RIGHT TOOL FOR THE RIGHT PARTS
On a panel bender, a manipulator holds the workpiece in place as a pair of bending blades contact the material to make upward and downward bends. The blades oscillate around a single bend point until the desired angle is achieved in the workpiece. Because the workpiece is bent in such a way, only certain types of parts are suitable for such a machine. That’s why panels, such as those that are part of a cabinet design, are a good fit for these devices.
A panel bender can’t do it all, which is why FlexMet still has press brakes. (In fact, Bean said he is looking to add a new press brake in the coming months.)
“First of all, all the flanges have to finish up so the part can be removed by the manipulator. It’ll bend in both directions, but the last bend has to be in the up direction,” he said. “Also, if you have a part under 25 in. or so, it just doesn’t make sense to put it on this machine.”
DOESN'T REQUIRE SKILLED OPERATORS
Bean said that he can get an operator in position to run the panel bending machine after only a week of training. That allows the individual to become a valuable contributor on the shop floor in short time and frees up more experienced personnel for tasks that add value to the metal parts being processed, which doesn’t happen when they are mentoring their less experienced colleagues.

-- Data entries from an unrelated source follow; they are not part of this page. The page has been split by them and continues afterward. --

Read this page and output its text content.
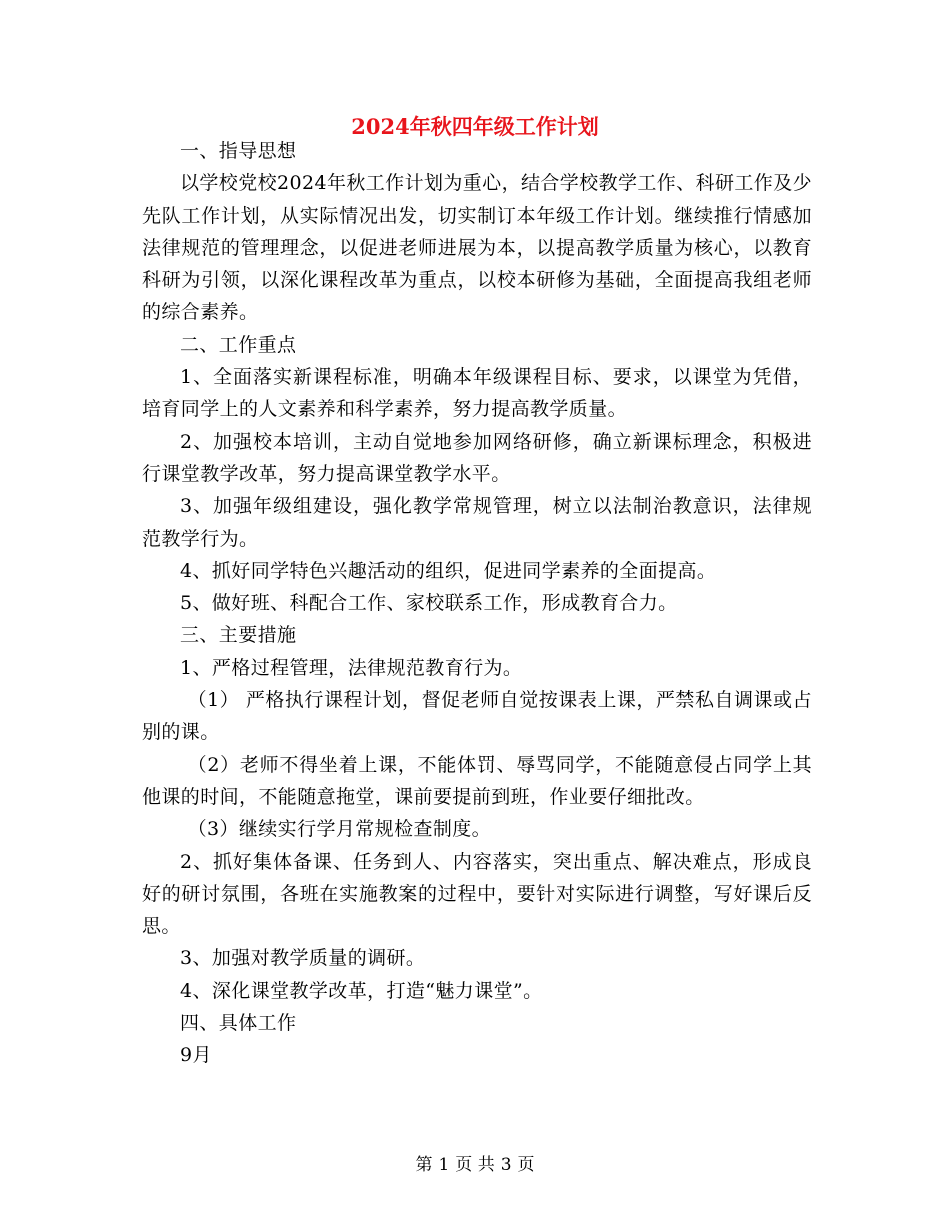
2024年秋四年级工作计划

一、指导思想

以学校党校2024年秋工作计划为重心，结合学校教学工作、科研工作及少先队工作计划，从实际情况出发，切实制订本年级工作计划。继续推行情感加法律规范的管理理念，以促进老师进展为本，以提高教学质量为核心，以教育科研为引领，以深化课程改革为重点，以校本研修为基础，全面提高我组老师的综合素养。

二、工作重点

1、全面落实新课程标准，明确本年级课程目标、要求，以课堂为凭借，培育同学上的人文素养和科学素养，努力提高教学质量。

2、加强校本培训，主动自觉地参加网络研修，确立新课标理念，积极进行课堂教学改革，努力提高课堂教学水平。

3、加强年级组建设，强化教学常规管理，树立以法制治教意识，法律规范教学行为。

4、抓好同学特色兴趣活动的组织，促进同学素养的全面提高。

5、做好班、科配合工作、家校联系工作，形成教育合力。

三、主要措施

1、严格过程管理，法律规范教育行为。

（1） 严格执行课程计划，督促老师自觉按课表上课，严禁私自调课或占别的课。

（2）老师不得坐着上课，不能体罚、辱骂同学，不能随意侵占同学上其他课的时间，不能随意拖堂，课前要提前到班，作业要仔细批改。

（3）继续实行学月常规检查制度。

2、抓好集体备课、任务到人、内容落实，突出重点、解决难点，形成良好的研讨氛围，各班在实施教案的过程中，要针对实际进行调整，写好课后反思。

3、加强对教学质量的调研。

4、深化课堂教学改革，打造“魅力课堂”。

四、具体工作

9月

第 1 页 共 3 页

Bean said that almost all jobs for the panel bender are programmed offline using Master BendCam. The software has 3D simulation capabilities to help errorproof the bending sequences. Because of this, the operator only needs to be able to pick the job, load the part up, and unload the part when it is done.
To run the machine, the operator places the sheet onto the brush table and then starts the job, which is the signal for the manipulator to engage the sheet and automatically center it for the start of the bending cycle. Unlike a press brake operator, who has to be exact with centering the part against a backgauge, the panel bender’s manipulator does this for the operator.
The manipulator feeds the sheet incrementally as the bends are made on one side, and then spins the sheet around and feeds it in a similar fashion for further bending. For asymmetrical sheet edges or partial flanges on one side of the sheet, the panel bender has auxiliary blades that can move into place to accommodate the nonregular activity. Called the ASP option, the blades move back to their resting places outside of the bending area when these atypical forms are completed.
The panel bending machine operators don’t need to know anything about tooling setup. It’s done automatically.
An automatic tool changer minimizes the time between jobs. In just a few seconds, the tools that hold the sheet in place can be removed or added quickly to create a tooling setup that matches the workpiece scheduled to be placed on the brush table. Bean estimated that only 15 to 20 seconds is needed for a tooling changeover, which is faster than tooling changeover on fully automated press brake cells.
“This manufacturing process is one where we can run 10 different part numbers at a very low volume during the same day without suffering the effect of long setup times,” Bean said.